The Massachusetts Supreme Court recently affirmed a lower court ruling that the Massachusetts Secretary of the Commonwealth (“Secretary”) had jurisdiction to impose the state’s securities regulations on a non-resident hedge fund. In its unanimous decision in Bulldog Investors General Partnership v. Secretary of the Commonwealth, SJC-10589 (July 2, 2010), the Court upheld the determination that plaintiffs Bulldog Investors General Partnership (“Bulldog”), its principal Philip Goldstein, and affiliated hedge funds (collectively, “plaintiffs”) were subject to the Secretary’s regulatory jurisdiction because plaintiffs operated a website accessible in Massachusetts and had allegedly made, via e-mail, a prohibited offer to sell unregistered securities to a potential investor in Massachusetts.
Bulldog’s Solicitations and Massachusetts’ Regulatory Action
From June 2005 to January 2007, Bulldog maintained an interactive website that provided information about investment products it offered for sale. By registering with the site, users could obtain more specific information detailing Bulldog’s various hedge funds. In November 2006, a Massachusetts resident, Brendan Hickey, registered with the Bulldog site by providing the requested personal contact information. A Bulldog employee then contacted Hickey by e-mail and provided various documents regarding the performance of Bulldog’s hedge funds, among other information.
In January 2007, the Secretary filed an administrative complaint against Bulldog and Goldstein on the ground that the e-mail communication to Hickey was an illegal offer of unregistered securities in violation of Massachusetts law. In answering the administrative complaint, Bulldog and the other plaintiffs asserted several affirmative defenses, including that the Secretary lacked jurisdiction over Bulldog because it was not present in Massachusetts and that the complaint violated their right to free speech under then First Amendment to the U.S. Constitution.

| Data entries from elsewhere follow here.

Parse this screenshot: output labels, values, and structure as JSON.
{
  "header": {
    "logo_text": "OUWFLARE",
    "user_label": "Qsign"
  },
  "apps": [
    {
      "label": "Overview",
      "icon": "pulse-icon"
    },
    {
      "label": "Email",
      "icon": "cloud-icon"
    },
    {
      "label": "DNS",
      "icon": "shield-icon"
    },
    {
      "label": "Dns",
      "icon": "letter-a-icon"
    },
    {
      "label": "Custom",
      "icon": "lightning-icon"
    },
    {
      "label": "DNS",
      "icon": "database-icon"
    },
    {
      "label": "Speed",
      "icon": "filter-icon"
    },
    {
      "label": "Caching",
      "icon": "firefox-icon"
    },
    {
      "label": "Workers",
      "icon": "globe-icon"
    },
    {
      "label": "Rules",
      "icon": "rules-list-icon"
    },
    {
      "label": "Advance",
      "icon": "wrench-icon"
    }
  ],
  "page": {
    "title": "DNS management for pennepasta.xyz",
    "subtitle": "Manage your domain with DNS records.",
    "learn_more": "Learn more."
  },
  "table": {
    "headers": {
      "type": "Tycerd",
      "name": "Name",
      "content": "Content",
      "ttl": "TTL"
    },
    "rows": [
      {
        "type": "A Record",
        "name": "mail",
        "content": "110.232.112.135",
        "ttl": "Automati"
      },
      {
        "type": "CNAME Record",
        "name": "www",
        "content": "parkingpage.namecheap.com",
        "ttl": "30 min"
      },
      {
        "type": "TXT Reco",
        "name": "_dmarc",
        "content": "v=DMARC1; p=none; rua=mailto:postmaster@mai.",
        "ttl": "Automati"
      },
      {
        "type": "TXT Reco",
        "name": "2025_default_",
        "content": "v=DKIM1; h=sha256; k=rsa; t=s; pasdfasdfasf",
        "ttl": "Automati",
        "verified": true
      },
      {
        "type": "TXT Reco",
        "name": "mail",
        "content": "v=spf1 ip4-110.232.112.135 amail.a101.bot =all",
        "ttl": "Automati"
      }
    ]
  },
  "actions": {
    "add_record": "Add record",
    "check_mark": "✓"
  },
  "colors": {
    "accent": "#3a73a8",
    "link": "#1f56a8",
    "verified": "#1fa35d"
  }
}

The hearing officer for the administrative proceeding concluded that plaintiffs had violated Massachusetts law. The officer ruled that the illegal offer constituted a sufficient nexus to afford the Secretary personal jurisdiction to regulate Bulldog. The hearing officer declined to rule on the First Amendment argument because Bulldog had by that time commenced an action in state Superior Court regarding its free speech claim and the hearing officer deferred to that court. A cease and desist order was issued and a $25,000 fine imposed as a sanction for the violation.
Plaintiffs then brought an action in Superior Court for judicial review of the outcome of the administrative hearing. The Superior Court agreed with the hearing officer and concluded that personal jurisdiction over plaintiffs was statutorily authorized and satisfied due process. The appeal to the Massachusetts Supreme Court followed.
The Massachusetts Supreme Court Decision
In affirming the Superior Court’s conclusion that the Secretary had personal jurisdiction over the non-resident plaintiffs, the Supreme Court held that the text and purpose of the Massachusetts Act establish that the Secretary is authorized to exercise personal jurisdiction over nonresidents in an administrative proceeding. This is because “the Secretary possesses the authority to conduct investigations inside or outside the Commonwealth to determine if a violation has occurred” because an “‘offer’ [to sell unregistered securities] includes not only offers that originate within the Commonwealth but also ones directed into the Commonwealth and received [in the Commonwealth].” Moreover, the Supreme Court held that because “any nonresident who has violated the act is deemed to have appointed the Secretary as his agent to receive process,” the Secretary must also have the power to bring a respondent before a tribunal to adjudicate whether a violation had occurred.
The Supreme Court found that due process was satisfied because “[b]y contacting Hickey [via e-mail], the plaintiffs purposefully availed themselves of the privilege of conducting business activities in Massachusetts and invoked the protection of Massachusetts law.” In short, the Court held that because plaintiffs had maintained a website accessible in Massachusetts and had sent a prohibited solicitation to a Massachusetts resident, it was reasonable for the plaintiffs to anticipate being subject to personal jurisdiction in Massachusetts.
Notably, the Court held that the presence of a disclaimer on the website asserting that the website was not an offer or solicitation, did not negate the conclusion that the e-mail communication to Hickey, which had no such disclaimer, was a prohibited offer or solicitation to sell unregistered securities. In addition, although additional steps would have been required before Hickey could actually purchase any securities from Bulldog, the Court held that the communication still constituted an offer because it was “designed to stimulate interest in purchasing Bulldog’s securities.” That was sufficient to constitute a violation.
Implications for Funds
The Bulldog decision cautions that, although a fund may not be a resident of a particular state in which it is remotely conducting business, it may still be subject to administrative enforcement proceedings in connection with its activities in that foreign state. To avoid inadvertent violations and enforcement proceedings in foreign states, funds must be familiar with the state’s relevant securities laws and regulations before commencing any business in that state, even when such business is delivered remotely from outside the state through electronic means such as websites and e-mail.